About the joint measurability of observables
Description
This report deals with some aspects about the joint measurability of quantum
observables. Since W. Heisenberg reviewed the concepts of momentum and
position, it has been known that Quantum Mechanics furnishes the impossibility
of measuring them together, i.e., it is not possible to measure the one without
disturbing the other. This fact holds for many other sets of observables, and
it is commonly known by the name of complementarity.

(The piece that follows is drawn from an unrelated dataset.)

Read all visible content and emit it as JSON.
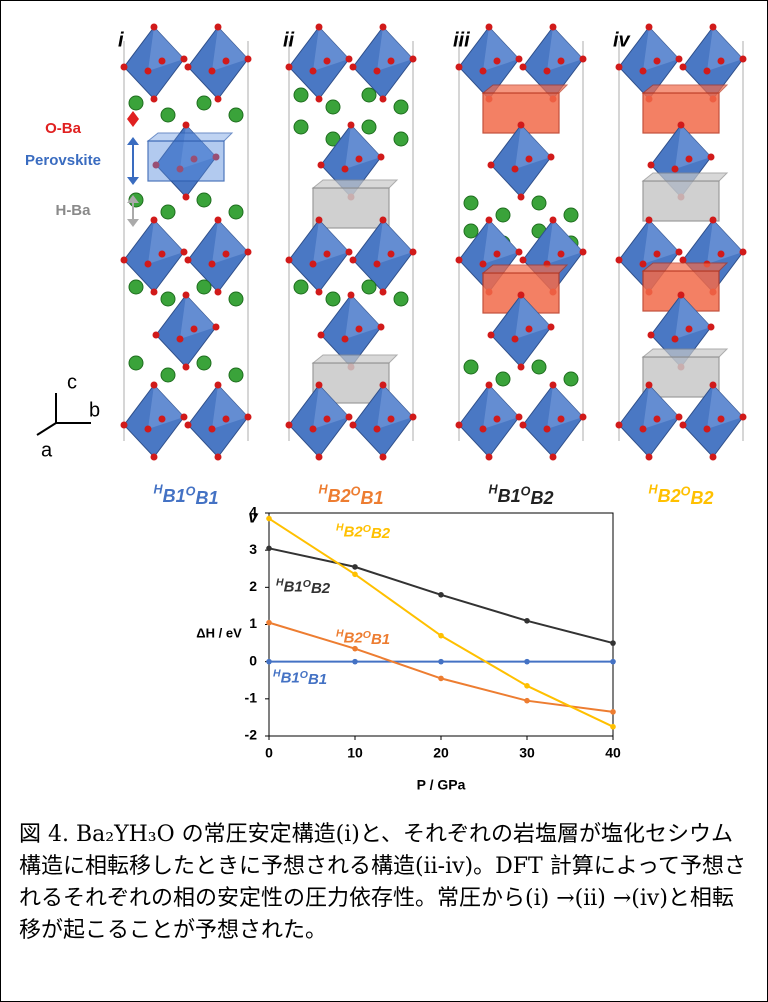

Some of the examples taught regularly in introductory Quantum Mechanics courses
also deal with these constraints in the quantum measurement, however they are
rarely presented in its most generality. The mathematical model describing
observables in these courses has severe limitations concerning both theoretical
and experimental aspects. Even at the beginning of Quantum Mechanics there were
doubts whether or not
when measuring the position of some quantum particle the outcome or
probability distribution was really that of the model, or otherwise some other
fuzzy version of it. It is looking for a complete Theory of
Measurement that many aspects discussed in this report arose for the first
time. One of these new properties in the Theory of Measurement is the concept
of noise, which we will see plays an important role in questions of
measurement.
In this project we have put our focus on two outcome observables, i.e.,
physical measurable properties that may have as an outcome one given value or
another. We have developed geometrical methods (joint measurability
graphs) to visualize and characterize the joint measurability of any set of
two outcome observables, together with constraints for noise which must be
added to the system in order to make them jointly measurable.